Le document d'information du projet mentionne qu'une «approche nord-américaine commune à la réglementation des émissions de GES provenant des nouveaux véhicules sera avantageuse pour l'environnement, l'industrie et les consommateurs». Le projet est fort semblable à celui de Québec: on parle d'établir une norme d'émissions de GES pour les constructeurs automobiles, norme qui sera calculée en fonction de l'empreinte écologique de chaque modèle et du nombre de véhicules vendus.
Seule différence majeure, le règlement adopté par Québec est déjà en vigueur. Il est calqué sur celui adopté par 15 États américains, qui représentent 40 % du parc automobile des États-Unis. Or M. Prentice a estimé lundi que l'initiative de Québec est un «des plus flagrants exemples de la sottise [«folie»] d'essayer d'agir seul dans une économie nord-américaine intégrée».
Le ministre a ajouté que ce règlement fera en sorte «que les consommateurs auront à acheter leur véhicule ailleurs qu'au Québec pour éviter de payer une redevance allant jusqu'à 5000 $, parce que 75 % des derniers modèles d'autos et de camions ne sont pas conformes aux nouvelles règles».
Le bureau de M. Prentice n'a pas souhaité expliquer hier l'apparente contradiction entre la sortie du ministre et le règlement mis en avant par Ottawa en décembre.
Porte-parole du lobby?
Pour Line Beauchamp, les «arguments [de M. Prentice] endossent totalement le discours du lobby des constructeurs automobiles. Ça m'étonne parce que ce qu'il évoque ne correspond pas du tout au règlement, ce sont des énoncés inexacts», dit-elle.
Mme Beauchamp relève ainsi que le Québec est loin d'être seul dans son clan: «On fait partie d'un club d'États fédérés qui veut ouvrir la voie et imposer la cadence.» Elle précise que la pénalité de 5000 $ est une valeur de référence: pour qu'un constructeur atteigne cette amende, il faudrait qu'il ait dépassé de 100 % son quota d'émissions d'ici cinq ans.
Line Beauchamp a promis qu'il y aura «des échanges entre fonctionnaires fédéraux et provinciaux pour essayer de trouver» où M. Prentice a pris ses informations.
L'opposition en colère
À Ottawa, la sortie de Jim Prentice lui a valu des critiques sévères de l'ensemble de l'opposition. «C'est aberrant, a jugé le chef libéral, Michael Ignatieff.
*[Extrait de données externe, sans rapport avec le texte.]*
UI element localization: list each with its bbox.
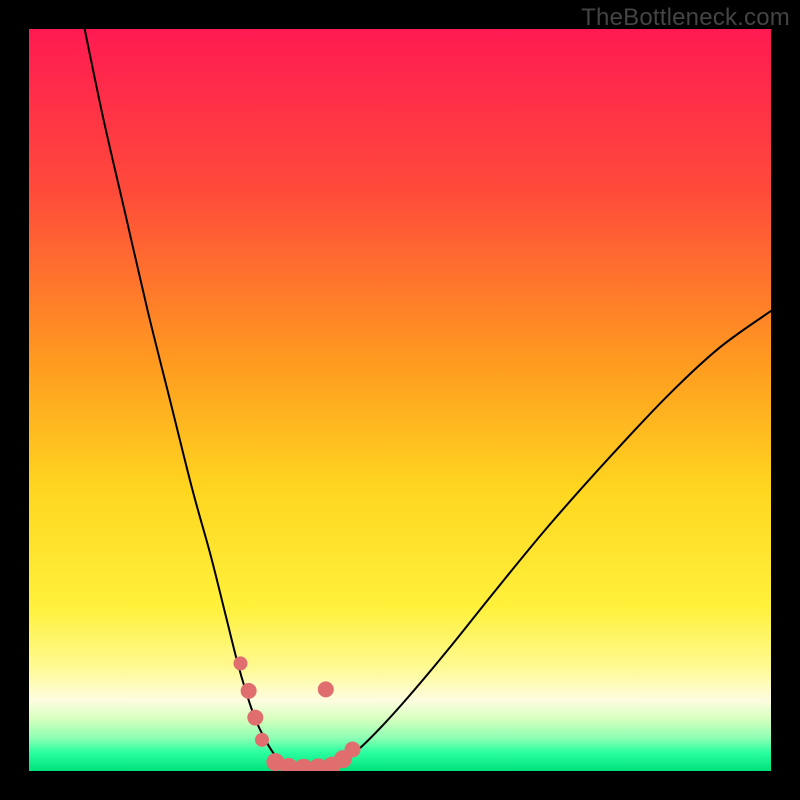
valley-dot: [241, 683, 257, 699]
valley-dot: [318, 681, 334, 697]
gradient-background: [29, 29, 771, 771]
valley-dot: [233, 656, 247, 670]
chart-frame: TheBottleneck.com: [0, 0, 800, 800]
valley-dot: [345, 741, 361, 757]
valley-dot: [247, 710, 263, 726]
plot-area: [29, 29, 771, 771]
chart-svg: [29, 29, 771, 771]
watermark-text: TheBottleneck.com: [581, 4, 790, 32]
valley-dot: [255, 733, 269, 747]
Les Canadiens de partout savent que le Québec est un leader sur la question environnementale. Depuis quatre ans, le gouvernement conservateur n'a rien fait et il croit qu'il peut donner des leçons?»
Selon M. Ignatieff, c'est là une «très mauvaise façon de gérer une fédération. Nous avons besoin d'une concertation fédérale-provinciale, pas d'une bagarre. Je ne comprends absolument pas la démarche.»
Au Bloc québécois, Gilles Duceppe a lancé qu'en «matière d'environnement, c'est le laxisme qui est productif pour Stephen Harper, parce que ça profite aux pétrolières. Quand le Québec en fait davantage, au lieu de se faire encourager, il se fait insulter par le ministre des pétrolières». M. Duceppe estime que M. Prentice «cherche à faire peur aux gens. Quand il dit que ça va coûter 5000 $ de plus, c'est complètement faux».
Chef adjoint du Nouveau Parti démocratique, Thomas Mulcair a pour sa part dit n'avoir «jamais vu un ministre de l'Environnement reprocher à une province de trop en faire pour protéger l'environnement. Ça dépasse l'entendement. [...] M. Prentice est le pantin idéal pour Stephen Harper. Il peut faire ce qu'on lui demande de faire et dire que ceux qui veulent protéger l'environnement sont des imbéciles. C'est du jamais vu, et ça va rester dans les mémoires», croit-il.
Pour sa part, le lieutenant de M. Harper au Québec, Christian Paradis, a indiqué en matinée que M. Prentice a soulevé des «questions qu'il faut se poser», notamment si l'imposition d'amendes pourrait entraîner un exode des acheteurs.